As a matter of fact, Automatic Context Propagation is not the root cause here.

Flux#refCount combined with Operators.lift is problematic:
For Subscriber of a Fuseable operator (FluxMapFuseable), it feeds a non-Fuseable Subscription. Namely, ContextWriteRestoringThreadLocalsSubscriber, which comes from lifting (via FluxLift) the FluxRefCount operator.
The solution that FluxLiftFuseable has for this case – using FluxHide#SuppressFuseableSubscriber – does not help.

Here is a more simplified reproducer demonstrating the issue with no automatic context propagation.

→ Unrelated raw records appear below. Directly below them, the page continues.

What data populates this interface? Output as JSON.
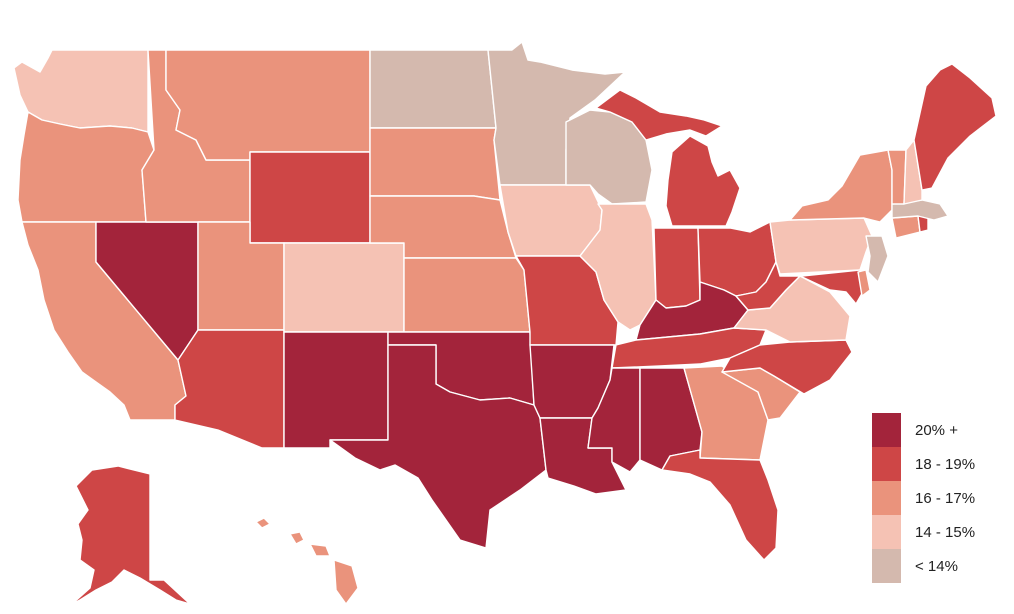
{
  "colors": {
    "c20": "#A3243B",
    "c18": "#CE4646",
    "c16": "#EA937C",
    "c14": "#F5C2B4",
    "c13": "#D4B9AE"
  },
  "legend": [
    {
      "label": "20% +",
      "key": "c20"
    },
    {
      "label": "18 - 19%",
      "key": "c18"
    },
    {
      "label": "16 - 17%",
      "key": "c16"
    },
    {
      "label": "14 - 15%",
      "key": "c14"
    },
    {
      "label": "< 14%",
      "key": "c13"
    }
  ],
  "states": {
    "WA": "c14",
    "OR": "c16",
    "CA": "c16",
    "NV": "c20",
    "ID": "c16",
    "MT": "c16",
    "WY": "c18",
    "UT": "c16",
    "AZ": "c18",
    "CO": "c14",
    "NM": "c20",
    "ND": "c13",
    "SD": "c16",
    "NE": "c16",
    "KS": "c16",
    "OK": "c20",
    "TX": "c20",
    "MN": "c13",
    "IA": "c14",
    "MO": "c18",
    "AR": "c20",
    "LA": "c20",
    "WI": "c13",
    "IL": "c14",
    "MI": "c18",
    "IN": "c18",
    "OH": "c18",
    "KY": "c20",
    "TN": "c18",
    "MS": "c20",
    "AL": "c20",
    "GA": "c16",
    "FL": "c18",
    "SC": "c16",
    "NC": "c18",
    "VA": "c14",
    "WV": "c18",
    "PA": "c14",
    "NY": "c16",
    "VT": "c16",
    "NH": "c14",
    "ME": "c18",
    "MA": "c13",
    "RI": "c18",
    "CT": "c16",
    "NJ": "c13",
    "DE": "c16",
    "MD": "c18",
    "AK": "c18",
    "HI": "c16"
  }
}
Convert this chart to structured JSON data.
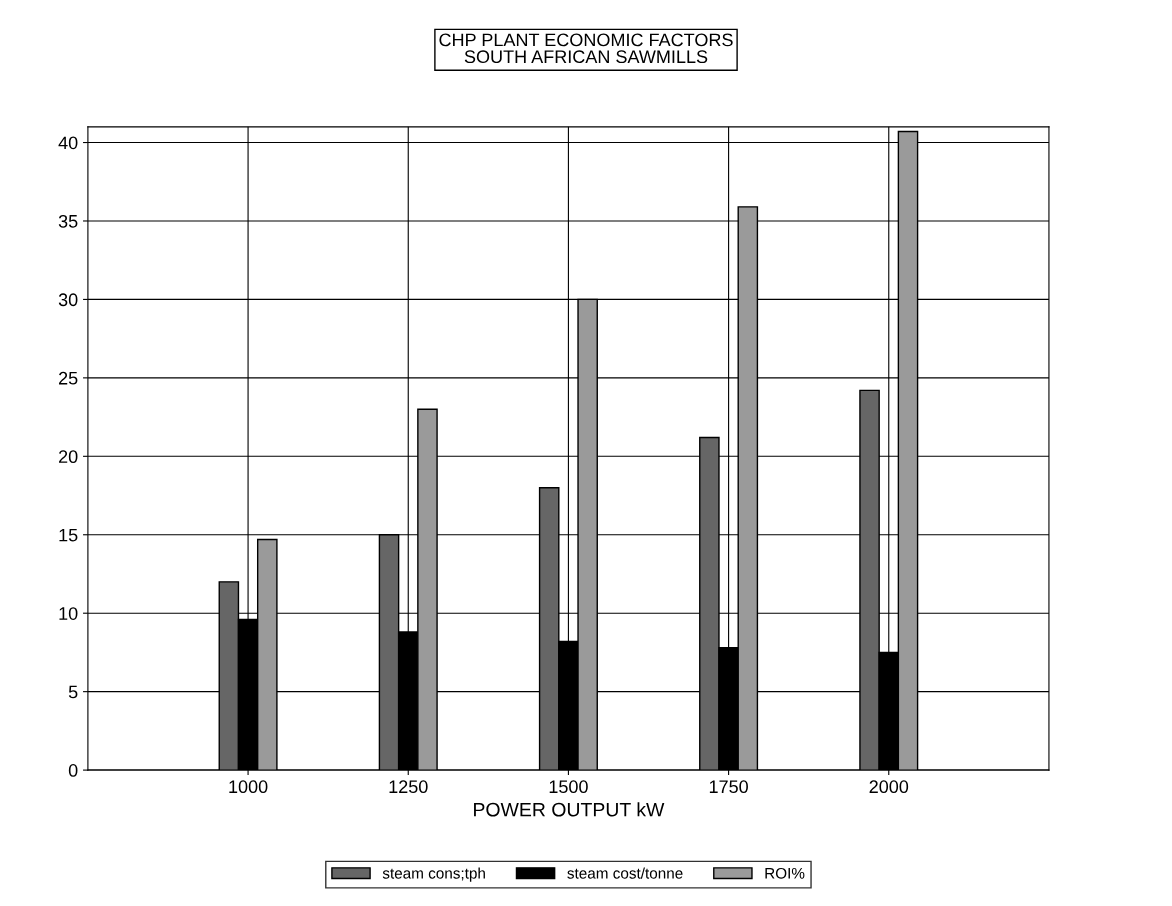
{
  "chart_data": {
    "type": "bar",
    "title": "CHP PLANT ECONOMIC FACTORS\nSOUTH AFRICAN SAWMILLS",
    "xlabel": "POWER OUTPUT kW",
    "categories": [
      "1000",
      "1250",
      "1500",
      "1750",
      "2000"
    ],
    "series": [
      {
        "name": "steam cons;tph",
        "color": "#666666",
        "values": [
          12,
          15,
          18,
          21.2,
          24.2
        ]
      },
      {
        "name": "steam cost/tonne",
        "color": "#000000",
        "values": [
          9.6,
          8.8,
          8.2,
          7.8,
          7.5
        ]
      },
      {
        "name": "ROI%",
        "color": "#9a9a9a",
        "values": [
          14.7,
          23,
          30,
          35.9,
          40.7
        ]
      }
    ],
    "ylim": [
      0,
      41
    ],
    "yticks": [
      0,
      5,
      10,
      15,
      20,
      25,
      30,
      35,
      40
    ],
    "grid": true,
    "legend": "bottom"
  }
}
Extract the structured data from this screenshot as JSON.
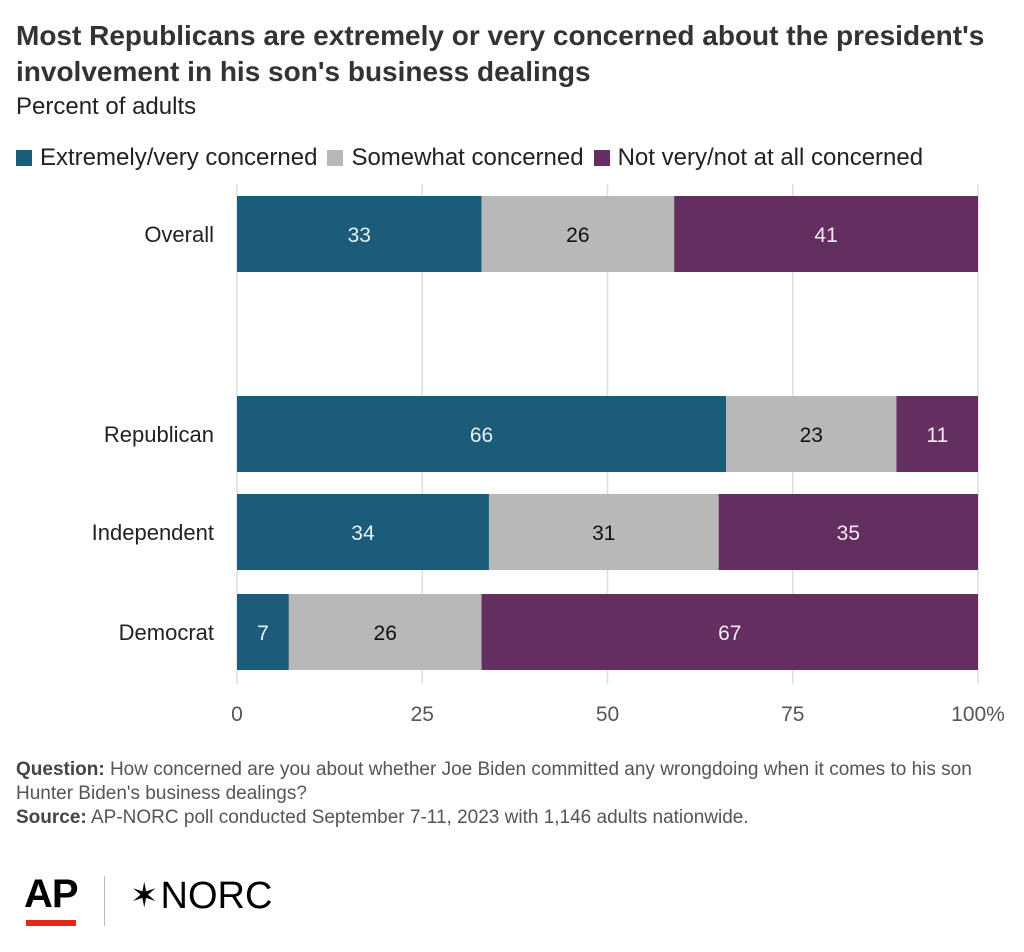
{
  "header": {
    "title": "Most Republicans are extremely or very concerned about the president's involvement in his son's business dealings",
    "subtitle": "Percent of adults"
  },
  "legend": [
    {
      "label": "Extremely/very concerned",
      "color": "#1a5c7a"
    },
    {
      "label": "Somewhat concerned",
      "color": "#b8b8b8"
    },
    {
      "label": "Not very/not at all concerned",
      "color": "#642f60"
    }
  ],
  "chart_data": {
    "type": "bar",
    "orientation": "horizontal",
    "stacked": true,
    "categories": [
      "Overall",
      "Republican",
      "Independent",
      "Democrat"
    ],
    "series": [
      {
        "name": "Extremely/very concerned",
        "values": [
          33,
          66,
          34,
          7
        ],
        "color": "#1a5c7a",
        "label_color": "#e8f0f3"
      },
      {
        "name": "Somewhat concerned",
        "values": [
          26,
          23,
          31,
          26
        ],
        "color": "#b8b8b8",
        "label_color": "#111111"
      },
      {
        "name": "Not very/not at all concerned",
        "values": [
          41,
          11,
          35,
          67
        ],
        "color": "#642f60",
        "label_color": "#f3eaf2"
      }
    ],
    "xlim": [
      0,
      100
    ],
    "x_ticks": [
      "0",
      "25",
      "50",
      "75",
      "100"
    ],
    "x_unit": "%",
    "grid": true,
    "legend_position": "top"
  },
  "notes": {
    "question_label": "Question:",
    "question_text": "How concerned are you about whether Joe Biden committed any wrongdoing when it comes to his son Hunter Biden's business dealings?",
    "source_label": "Source:",
    "source_text": "AP-NORC poll conducted September 7-11, 2023 with 1,146 adults nationwide."
  },
  "logos": {
    "ap": "AP",
    "norc": "NORC"
  }
}
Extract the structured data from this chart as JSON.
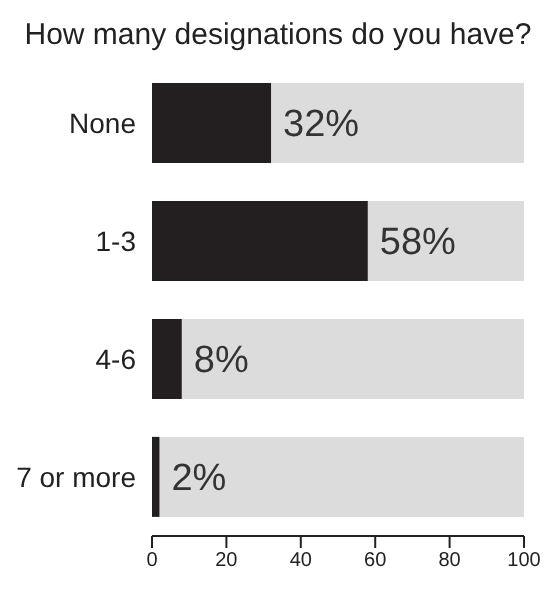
{
  "chart_data": {
    "type": "bar",
    "orientation": "horizontal",
    "title": "How many designations do you have?",
    "categories": [
      "None",
      "1-3",
      "4-6",
      "7 or more"
    ],
    "values": [
      32,
      58,
      8,
      2
    ],
    "value_labels": [
      "32%",
      "58%",
      "8%",
      "2%"
    ],
    "color": "#231f20",
    "xlim": [
      0,
      100
    ],
    "xticks": [
      0,
      20,
      40,
      60,
      80,
      100
    ],
    "grid": false,
    "legend": false
  }
}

	private <T> Function<? super Publisher<T>, ? extends Publisher<T>> tracingLift() {
		return Operators.lift((a, b) -> new FluxMap.MapSubscriber<>(b, i -> i));
	}
	
	@Test
	void reproCase() {
		Hooks.onEachOperator("testTracingLift", tracingLift());

		Flux<Integer> flux = Flux.just(1);

		flux.map(s -> s).blockLast();

		Hooks.resetOnEachOperator();
	}

Let me try to work with that.

I dug a bit deeper. Two things:

  1. The issue mentioned above is expected: wrapping a Fuseable Subscriber with a non-Fuseable one is prohibited. There is no way the internals in reactor-core could help.
  2. The actual problem is that the lift operation wraps FluxRefCount, which is Fuseable with a non-Fuseable FluxContextWriteRestoringThreadLocals that provides a non-Fuseable Subscriber, which also acts as a Subscription to the FluxMapFusable.MapFuseableConditionalSubscriber. That disconnect is undesired.

The reason for it is that FluxRefCount is not properly marked as an internal operator and is wrapped multiple times due to other issues with handling lifting. I will follow-up with a PR.

One more issue is that FluxRefCount, being Fuseable, gets wrapped into a FluxLiftFuseable upon assembly, which upon creation takes the source Publisher, FluxRefCount and applies Flux.from on top of it. Flux.from wraps FluxRefCount with a non-Fuseable FluxContextWriteRestoringThreadLocals which delivers a non-QueueSubscription downstream which is the problem. Furthermore, Flux.from also applies assembly hooks again, which means that FluxContextWriteRestoringThreadLocals is wrapped with a FluxLift (as a non-Fuseable operator). This is a bit of a mess unfortunately. The PR is coming...

I created a PR to address the multitude of problems that led to this report.

@kz-dt I have a question. The answers won't influence the fix that is needed with no doubt. However, I wonder why you combine automatic context propagation with Hooks.onEachOperator. Especially as the reproducer names the lift operation as tracingLift. The intentions behind automatic context propagation were to eliminate the use of onEachOperator and other Hooks for the means of tracing and correlation propagation across Thread boundaries. Combining these two approach can lead to errors as well as performance issues. If you don't mind, please elaborate a bit about your use case. Perhaps we can do something in terms of documentation, design or educational material if other users also have similar patterns.

Hi @chemicL,

Thank you for looking into the issue.

A customer uses both automatic context propagation and separate solution which injects java agent and setups Hooks.onEachOperator handler. I.e. Dynatrace OneAgent, OTel instrumentation or DataDog.

@kz-dt thanks for sharing. I think I managed to resolve the possible issues. Please validate with the latest 3.6.6-SNAPSHOT.

Hi @chemicL, do you have any ETA on the 3.6.6 release availability? Thanks

Hi @chemicL,

Snapshot is passing the test, thank you. I also tried with 3.6.6 release from maven central, it worked too.

@kaliy as far as I understand 3.6.6 was released on 2024.05.14 - https://github.com/reactor/reactor-core/releases (but I am not a part of Reactor team)

Thanks for confirming, @kz-dt. Glad to hear it works.

@kaliy as @kz-dt noted, 3.6.6 has been released this week as part of the 2023.0.6 Reactor BOM.